The mean HS-score of Finnish general population (mean 3.9) parallels that of our patients in good recovery group while among those with poor recovery the hopelessness was more prominent. In Finnish general population HS-score was found to be dynamic independent concept not related only to depression [26]. Furthermore, hopelessness predicted suicide in 10-year follow-up [27]. Thus it should be investigated how hopelessness among depression patients could be alleviated.
A recent review [7] highlighted the need of research on long-term social functioning in major depression. It was also concluded that social functioning may change many times over long follow-up and therefore there is need to use longitudinal instruments. We used cross-sectionally assessed SOFAS-scores which associated in logistic regression analyses with poor recovery. This parallels with Kennedy's and coworkers [5] conclusion that long-term impairment in social functioning is often associated with non-remission of depression. Furthermore, in one study SOFAS scores on admission of psychiatric inpatients [28] correlated negatively with duration of hospital stay and SOFAS on discharge negatively with psychiatric 2-year outcome. Assessing the social-occupational area in depressed patients may enable to start and focus corrective strategies as early as possible in order to prevent long term poor recovery and functioning.
No associations between treatment variables and the outcome of the treatment were found. However, special interventions might benefit depressed patients with high level of hopelessness and low level of psychosocial functioning. We are aware that in an observational study, the causal relationship between intensity of treatment and outcome can not be studied reliably. Also quality of face-to-face relationships could not be monitored. The mean duration of face-to-face treatment period was near to 15 months. Again, its length did not associate with recovery. The possible benefits of drug treatment were not fully utilized. Still, further alleviation of symptoms was possible after active treatment was discontinued for some, but for those with poor recovery this was not so favourable. They might have benefited from more active and individually tailored treatment and from possibility of longer treatment.
The sample size of our study was quite small which is a limitation. Therefore, we could not completely exclude the possibility of a type 2 statistical error. The follow-up time was long which can be considered as a strength.
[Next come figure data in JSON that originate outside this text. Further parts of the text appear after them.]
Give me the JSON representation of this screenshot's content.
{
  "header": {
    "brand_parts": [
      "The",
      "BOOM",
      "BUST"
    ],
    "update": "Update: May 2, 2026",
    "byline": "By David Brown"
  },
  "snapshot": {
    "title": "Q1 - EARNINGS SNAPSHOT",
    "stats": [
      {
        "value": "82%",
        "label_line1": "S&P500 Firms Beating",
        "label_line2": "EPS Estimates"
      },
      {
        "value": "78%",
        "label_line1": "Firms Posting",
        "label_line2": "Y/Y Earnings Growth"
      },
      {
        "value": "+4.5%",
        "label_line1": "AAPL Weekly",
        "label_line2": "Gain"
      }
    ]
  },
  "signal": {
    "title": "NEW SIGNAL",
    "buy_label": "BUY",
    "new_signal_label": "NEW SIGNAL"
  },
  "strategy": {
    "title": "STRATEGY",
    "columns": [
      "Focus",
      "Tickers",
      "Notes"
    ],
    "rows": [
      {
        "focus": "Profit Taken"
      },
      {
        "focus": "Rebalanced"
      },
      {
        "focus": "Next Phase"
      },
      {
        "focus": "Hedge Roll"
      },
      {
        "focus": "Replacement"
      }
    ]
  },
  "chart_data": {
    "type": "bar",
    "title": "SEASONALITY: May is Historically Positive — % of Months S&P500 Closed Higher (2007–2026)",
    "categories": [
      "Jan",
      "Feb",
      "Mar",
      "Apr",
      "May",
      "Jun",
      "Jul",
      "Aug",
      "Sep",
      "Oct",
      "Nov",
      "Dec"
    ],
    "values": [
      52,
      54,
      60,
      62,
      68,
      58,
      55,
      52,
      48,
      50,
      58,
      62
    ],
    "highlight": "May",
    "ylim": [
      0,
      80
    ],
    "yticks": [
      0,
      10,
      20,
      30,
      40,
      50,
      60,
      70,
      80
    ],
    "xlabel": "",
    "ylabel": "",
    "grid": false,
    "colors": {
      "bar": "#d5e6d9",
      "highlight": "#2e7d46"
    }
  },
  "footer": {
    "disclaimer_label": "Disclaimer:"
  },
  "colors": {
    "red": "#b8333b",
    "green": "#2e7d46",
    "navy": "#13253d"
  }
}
We reported earlier [29] that in this sample somatic comorbidity has only minor effect on alleviation of depressive symptoms in a 6-month follow-up and therefore this variable was not analyzed. Our sample was clinically complex because the mean duration of depressive symptoms prior to treatment was long. About the half of patients had received earlier psychiatric care. Thus, our results can not be generalized to patients with the first major depression episode. Our results are useful in special health care where more chronic and complicated patients are treated. The assessment of recovery was based on the results of diagnostics at 6 years follow-up as well as on the BDI scores along the follow-up. Depressive symptoms are fluctuating and therefore more frequent assessments of depressive symptoms or longitudinal interviewing would have been methodologically better.
Taken together, the assessment of hopelessness and social functioning is important in depressed patients. Paying attention on them in admission and during treatment may promote recovery from depression.